Early Tuesday morning, two Palestinians attacked a Jerusalem synagogue during morning prayers killing four rabbis and a policeman. The attackers left behind bibles and prayer shawls soaked in Jewish blood. The victims left behind 25 fatherless children.

According to the terrorists’ relatives, they attacked the synagogue to protest Israel’s recent provocations on the Temple Mount. Yet like so much in this conflict, the claims of Israeli aggression collapse upon the gentlest touch of the investigator’s glove. The only thing Israel is doing on the Temple Mount is exercising surprising restraint.

When the Muslims conquered Jerusalem in the seventh century they built a mosque (as is their custom) on the very spot the vanquished had held sacred. This is why the plateau where the First and Second Temples once stood – the holiest site in Judaism – is now the very place where the Al Aqsa Mosque and the Dome of the Rock stand today.

When the Israelis liberated the Temple Mount in 1967, they resisted calls to destroy the mosques and rebuild the Temple. In deference to Muslim sensibilities, Israel has allowed a Muslim Authority – the Waqf – to continue governing the Temple Mount. And in deference to Muslim demands every Israeli government since has forbidden Jews from praying at the Temple Mount. As recently as this week, Prime Minister Netanyahu has reiterated that he will not alter the status quo at the site by permitting Jews to pray there.

But facts rarely govern the actions of mobs or evil men. Extremists have spread the word that the Temple Mount is being threatened. And so-called moderates have provided confirmation. President Mahmoud Abbas of the Palestinian Authority has called on Palestinians to protect the Temple Mount and has warned of a “holy war” if it is “contaminated” by Jews.

Those unsettled by this disconnect between reality and murderous motive may be tempted to substitute their own grievances for those of the killers. They will insist that this violence was really the result of Israeli apartment construction in Jerusalem or Israeli self-defense in Gaza. To those who try to overthink these murders, history offers a profound rebuttal.

During the centuries they ruled Jerusalem, the Muslim Ottomans never permitted Jewish worship on the Temple Mount. In fact, they even restricted Jewish worship at the Western Wall – that small portion of the Temple Mount retaining wall where Jews were permitted to pray. In particular, Jews were not permitted to make any physical changes – even temporary ones – to the area allotted for their worship.

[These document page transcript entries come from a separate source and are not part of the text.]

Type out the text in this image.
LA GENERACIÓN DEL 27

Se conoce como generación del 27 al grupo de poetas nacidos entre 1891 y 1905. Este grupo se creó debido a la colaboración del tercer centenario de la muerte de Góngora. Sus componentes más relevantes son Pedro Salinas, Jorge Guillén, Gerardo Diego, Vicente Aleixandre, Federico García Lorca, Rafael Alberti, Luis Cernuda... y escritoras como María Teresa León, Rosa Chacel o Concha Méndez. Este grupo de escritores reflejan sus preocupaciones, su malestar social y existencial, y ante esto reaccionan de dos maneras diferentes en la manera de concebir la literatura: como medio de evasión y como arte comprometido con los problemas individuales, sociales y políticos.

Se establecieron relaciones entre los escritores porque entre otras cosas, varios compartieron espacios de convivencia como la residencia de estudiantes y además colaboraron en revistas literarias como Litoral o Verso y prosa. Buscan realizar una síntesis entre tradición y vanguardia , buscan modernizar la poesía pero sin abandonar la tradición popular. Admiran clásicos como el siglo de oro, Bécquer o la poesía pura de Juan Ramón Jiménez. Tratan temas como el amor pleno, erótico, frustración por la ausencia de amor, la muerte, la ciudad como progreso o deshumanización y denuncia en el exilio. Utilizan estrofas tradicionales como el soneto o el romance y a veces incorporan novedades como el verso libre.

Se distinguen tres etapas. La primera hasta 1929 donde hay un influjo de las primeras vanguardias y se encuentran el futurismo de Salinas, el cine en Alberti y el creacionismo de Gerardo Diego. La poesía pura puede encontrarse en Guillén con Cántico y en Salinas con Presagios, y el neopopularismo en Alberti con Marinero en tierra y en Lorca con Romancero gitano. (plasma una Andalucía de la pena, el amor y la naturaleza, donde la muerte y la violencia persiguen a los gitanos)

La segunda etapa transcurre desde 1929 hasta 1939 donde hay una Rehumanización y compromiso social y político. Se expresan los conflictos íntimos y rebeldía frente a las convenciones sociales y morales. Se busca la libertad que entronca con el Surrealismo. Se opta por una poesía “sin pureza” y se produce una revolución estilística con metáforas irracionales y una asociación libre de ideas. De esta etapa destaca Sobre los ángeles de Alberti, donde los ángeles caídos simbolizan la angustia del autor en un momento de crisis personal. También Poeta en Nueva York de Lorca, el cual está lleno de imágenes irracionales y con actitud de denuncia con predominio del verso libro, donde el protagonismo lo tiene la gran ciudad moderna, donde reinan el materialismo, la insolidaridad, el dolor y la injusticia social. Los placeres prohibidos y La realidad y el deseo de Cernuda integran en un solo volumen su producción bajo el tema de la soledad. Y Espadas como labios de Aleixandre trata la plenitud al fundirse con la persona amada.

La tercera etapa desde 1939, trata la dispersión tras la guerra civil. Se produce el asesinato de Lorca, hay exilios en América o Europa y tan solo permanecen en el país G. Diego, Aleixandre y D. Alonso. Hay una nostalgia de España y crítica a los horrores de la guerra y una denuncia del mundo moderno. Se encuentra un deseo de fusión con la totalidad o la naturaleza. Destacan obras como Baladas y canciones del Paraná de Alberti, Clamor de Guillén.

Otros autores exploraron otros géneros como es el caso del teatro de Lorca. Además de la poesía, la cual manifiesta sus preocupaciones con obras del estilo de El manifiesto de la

When the British conquered Jerusalem in 1918, they decided to maintain this discriminatory status quo. But as Jerusalem’s Jewish majority grew, its Jews grew increasingly resentful of these restrictions. On September 23, 1928 – the eve of Yom Kippur – a group of Jews gathered at the Western Wall for prayer. Some brought a makeshift partition made of wooden frames covered with cloth to separate between the male and female worshippers as required by Jewish law. Nearby Muslim officials were quick to notice the partition and to demand that it be removed. The British police did so the following day.

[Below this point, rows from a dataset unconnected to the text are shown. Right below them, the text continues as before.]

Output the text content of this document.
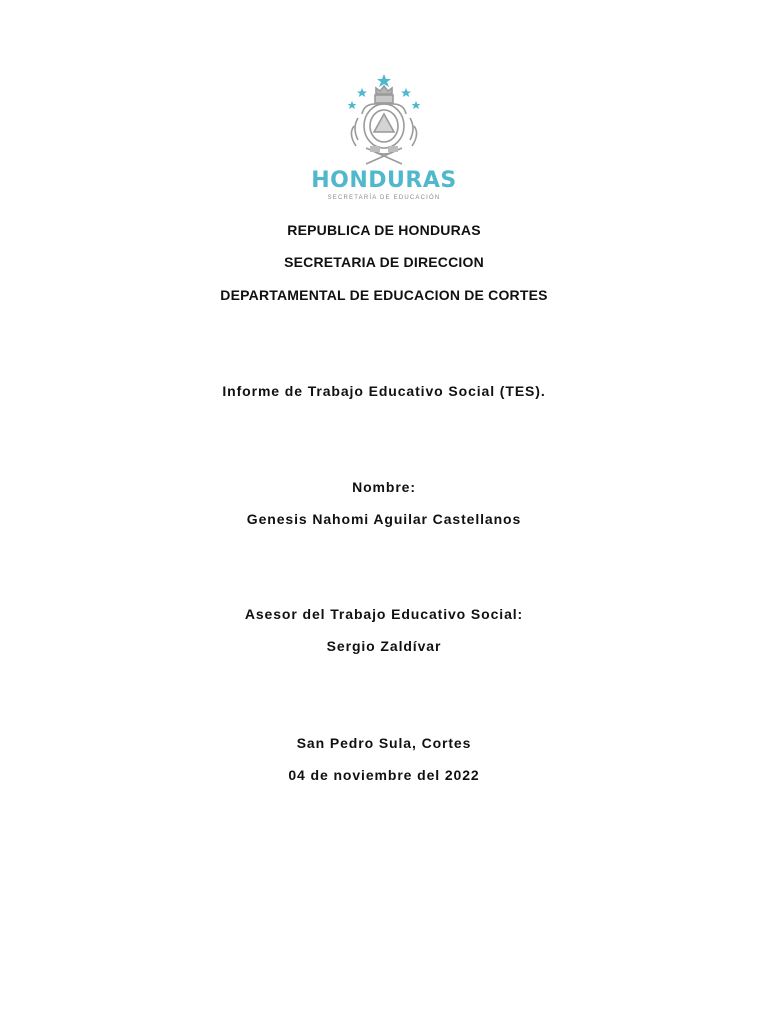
HONDURAS
SECRETARÍA DE EDUCACIÓN
REPUBLICA DE HONDURAS
SECRETARIA DE DIRECCION
DEPARTAMENTAL DE EDUCACION DE CORTES
Informe de Trabajo Educativo Social (TES).
Nombre:
Genesis Nahomi Aguilar Castellanos
Asesor del Trabajo Educativo Social:
Sergio Zaldívar
San Pedro Sula, Cortes
04 de noviembre del 2022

That was it. The Jews had mounted a minor challenge to the status quo, and they had failed. Yet the leader of Palestine’s Arabs at that time – Haj Amin al Husseini – was not satisfied with this victory. He accused the Jews of “unlimited greedy ambitions” against Islam’s holy sites and warned that they intended to destroy the Temple Mount mosques and rebuild the Temple. Tragically, the only greedy ambitions on display were Husseini’s ambitions to rid Palestine of its Jews.

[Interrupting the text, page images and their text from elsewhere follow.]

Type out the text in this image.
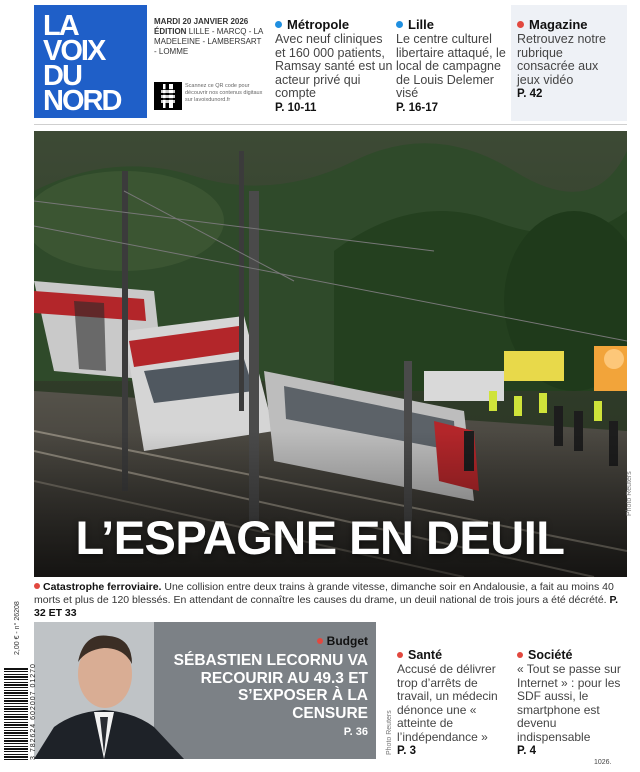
LA
VOIX
DU
NORD
MARDI 20 JANVIER 2026
ÉDITION LILLE - MARCQ - LA MADELEINE - LAMBERSART - LOMME
Scannez ce QR code pour découvrir nos contenus digitaux sur lavoixdunord.fr
Métropole
Avec neuf cliniques et 160 000 patients, Ramsay santé est un acteur privé qui compte
P. 10-11
Lille
Le centre culturel libertaire attaqué, le local de campagne de Louis Delemer visé
P. 16-17
Magazine
Retrouvez notre rubrique consacrée aux jeux vidéo
P. 42
L’ESPAGNE EN DEUIL
Photo Reuters
Catastrophe ferroviaire. Une collision entre deux trains à grande vitesse, dimanche soir en Andalousie, a fait au moins 40 morts et plus de 120 blessés. En attendant de connaître les causes du drame, un deuil national de trois jours a été décrété. P. 32 ET 33
Budget
SÉBASTIEN LECORNU VA RECOURIR AU 49.3 ET S’EXPOSER À LA CENSURE
P. 36	Photo Reuters
Santé
Accusé de délivrer trop d’arrêts de travail, un médecin dénonce une « atteinte de l’indépendance »
P. 3
Société
« Tout se passe sur Internet » : pour les SDF aussi, le smartphone est devenu indispensable
P. 4
2,00 € - n° 26208
3 782624 602007 01270
1026.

Throughout the year that followed, Husseini used this imaginary threat to raise his profile abroad and his power at home. On August 23, 1929, this steady drumbeat of incitement finally boiled over into violence. After morning prayers on the Temple Mount, thousands of Arabs poured out of the mosques and began attacking Jews in Jerusalem’s Old City.

The riots quickly spread to other Jewish neighborhoods in Jerusalem and beyond. For a terrible blood-drenched week, Arabs attacked the ancient Jewish communities in Jerusalem, Hebron, Safed and beyond. By the time the 1929 pogrom was over, Palestinian Arabs had murdered 133 Jews and injured an additional 339. As Britain’s Peel Commission would later note, “There was little retaliation by the Jews.”

There are aspects of Israel’s conflict with her Arab neighbors that are driven by real grievance. There are moderates on both sides who would sacrifice cherished land and sacred dreams for peace and coexistence. But there is another element to this conflict, and it has been there from the very start: unadulterated hate.

The Christians being crucified, beheaded and murdered by Muslim extremists throughout the Middle East are now falling to the same evil which claimed the victims of 1929 and the four rabbis this week. We may dream of empowering the moderates. But we’d be wise to remember that these moderates sometimes empower those with starkly different dreams.